QRL chief executive Rob Moore said his position on dual registration had not changed and he would support its reintroduction.
"We've always seen it the same way - it was a little bit short-sighted and had an adverse affect," he said.
Sunshine Coast Sea Eagles chief executive Justin Veivers said he would support the re-introduction of dual registration, although he stopped short of saying the club would enter into a feeder agreement similar to the one it shared with Manly.
He said the club was in negotiation with the Brisbane Bombers who are seeking to enter the NRL competition in the next round of expansion.
The Sea Eagles also recently met with the Melbourne Storm to discuss a possible player-sharing arrangement.
Veivers described the elimination of dual registration as short-sighted and said he would welcome it being put on the agenda.
"It just opens the market back up again," he said.
"At the moment it's closed. The Broncos, Cowboys and Titans are the only clubs who can align themselves to Q Cup clubs.
"It would open up the NSW clubs to Queensland players. The NSW clubs only have very small junior bases.
"It also opens them up to us - our players can go to a higher level."
The change brought about the end of the Manly-Sunshine Coast feeder deal, which delivered the Queensland Cup title to Stockland Park in the Sea Eagles' maiden season of 2009.

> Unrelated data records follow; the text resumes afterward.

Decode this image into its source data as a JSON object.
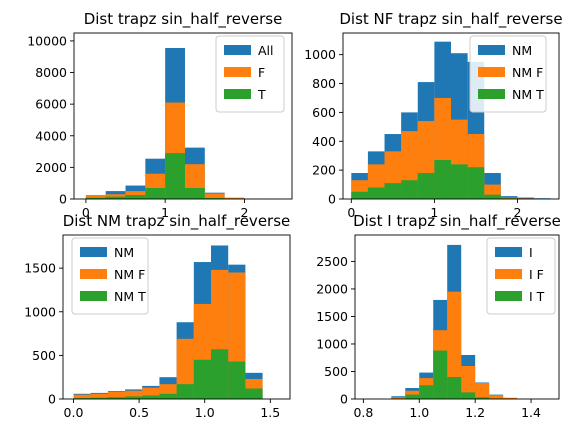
{
  "chart_data": [
    {
      "type": "bar",
      "title": "Dist trapz sin_half_reverse",
      "xlim": [
        -0.15,
        2.6
      ],
      "ylim": [
        0,
        10500
      ],
      "xticks": [
        0,
        1,
        2
      ],
      "xtick_labels": [
        "0",
        "1",
        "2"
      ],
      "yticks": [
        0,
        2000,
        4000,
        6000,
        8000,
        10000
      ],
      "ytick_labels": [
        "0",
        "2000",
        "4000",
        "6000",
        "8000",
        "10000"
      ],
      "legend_position": "upper-right",
      "bin_edges": [
        0,
        0.25,
        0.5,
        0.75,
        1.0,
        1.25,
        1.5,
        1.75,
        2.0,
        2.25,
        2.5
      ],
      "series": [
        {
          "name": "All",
          "color": "#1f77b4",
          "values": [
            250,
            500,
            850,
            2550,
            9550,
            3250,
            400,
            80,
            20,
            10
          ]
        },
        {
          "name": "F",
          "color": "#ff7f0e",
          "values": [
            250,
            300,
            500,
            1600,
            6100,
            2200,
            350,
            60,
            10,
            5
          ]
        },
        {
          "name": "T",
          "color": "#2ca02c",
          "values": [
            80,
            150,
            250,
            700,
            2900,
            700,
            60,
            10,
            5,
            0
          ]
        }
      ]
    },
    {
      "type": "bar",
      "title": "Dist NF trapz sin_half_reverse",
      "xlim": [
        -0.1,
        2.5
      ],
      "ylim": [
        0,
        1150
      ],
      "xticks": [
        0,
        1,
        2
      ],
      "xtick_labels": [
        "0",
        "1",
        "2"
      ],
      "yticks": [
        0,
        200,
        400,
        600,
        800,
        1000
      ],
      "ytick_labels": [
        "0",
        "200",
        "400",
        "600",
        "800",
        "1000"
      ],
      "legend_position": "upper-right",
      "bin_edges": [
        0,
        0.2,
        0.4,
        0.6,
        0.8,
        1.0,
        1.2,
        1.4,
        1.6,
        1.8,
        2.0,
        2.2,
        2.4
      ],
      "series": [
        {
          "name": "NM",
          "color": "#1f77b4",
          "values": [
            180,
            330,
            450,
            600,
            810,
            1090,
            1010,
            950,
            180,
            20,
            10,
            5
          ]
        },
        {
          "name": "NM F",
          "color": "#ff7f0e",
          "values": [
            130,
            240,
            330,
            470,
            540,
            700,
            550,
            450,
            100,
            10,
            5,
            0
          ]
        },
        {
          "name": "NM T",
          "color": "#2ca02c",
          "values": [
            50,
            80,
            110,
            130,
            180,
            270,
            240,
            220,
            30,
            5,
            0,
            0
          ]
        }
      ]
    },
    {
      "type": "bar",
      "title": "Dist NM trapz sin_half_reverse",
      "xlim": [
        -0.08,
        1.65
      ],
      "ylim": [
        0,
        1880
      ],
      "xticks": [
        0,
        0.5,
        1.0,
        1.5
      ],
      "xtick_labels": [
        "0.0",
        "0.5",
        "1.0",
        "1.5"
      ],
      "yticks": [
        0,
        500,
        1000,
        1500
      ],
      "ytick_labels": [
        "0",
        "500",
        "1000",
        "1500"
      ],
      "legend_position": "upper-left",
      "bin_edges": [
        0,
        0.131,
        0.262,
        0.393,
        0.524,
        0.655,
        0.786,
        0.917,
        1.048,
        1.179,
        1.31,
        1.441,
        1.572
      ],
      "series": [
        {
          "name": "NM",
          "color": "#1f77b4",
          "values": [
            60,
            70,
            90,
            110,
            150,
            250,
            880,
            1570,
            1760,
            1540,
            300,
            0
          ]
        },
        {
          "name": "NM F",
          "color": "#ff7f0e",
          "values": [
            50,
            60,
            80,
            95,
            130,
            170,
            690,
            1090,
            1480,
            1450,
            230,
            0
          ]
        },
        {
          "name": "NM T",
          "color": "#2ca02c",
          "values": [
            10,
            15,
            20,
            30,
            40,
            60,
            170,
            450,
            570,
            430,
            120,
            0
          ]
        }
      ]
    },
    {
      "type": "bar",
      "title": "Dist I trapz sin_half_reverse",
      "xlim": [
        0.77,
        1.5
      ],
      "ylim": [
        0,
        2980
      ],
      "xticks": [
        0.8,
        1.0,
        1.2,
        1.4
      ],
      "xtick_labels": [
        "0.8",
        "1.0",
        "1.2",
        "1.4"
      ],
      "yticks": [
        0,
        500,
        1000,
        1500,
        2000,
        2500
      ],
      "ytick_labels": [
        "0",
        "500",
        "1000",
        "1500",
        "2000",
        "2500"
      ],
      "legend_position": "upper-right",
      "bin_edges": [
        0.9,
        0.95,
        1.0,
        1.05,
        1.1,
        1.15,
        1.2,
        1.25,
        1.3,
        1.35
      ],
      "series": [
        {
          "name": "I",
          "color": "#1f77b4",
          "values": [
            50,
            200,
            480,
            1800,
            2800,
            800,
            300,
            80,
            20
          ]
        },
        {
          "name": "I F",
          "color": "#ff7f0e",
          "values": [
            30,
            150,
            380,
            1250,
            1950,
            600,
            290,
            70,
            20
          ]
        },
        {
          "name": "I T",
          "color": "#2ca02c",
          "values": [
            10,
            80,
            250,
            880,
            400,
            120,
            30,
            10,
            5
          ]
        }
      ]
    }
  ]
}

In recent weeks, rumours circulated that the independent commission was considering a backflip on the issue.
NRL chief executive Gallop yesterday told the Daily that although re-introducing dual registration was not on the commission's pressing agenda, it was something it would consider.
As a result of the scrapping of dual registration, the Sea Eagles were forced to cut their ties with Manly, and Souths-Logan parted ways with the Canberra Raiders.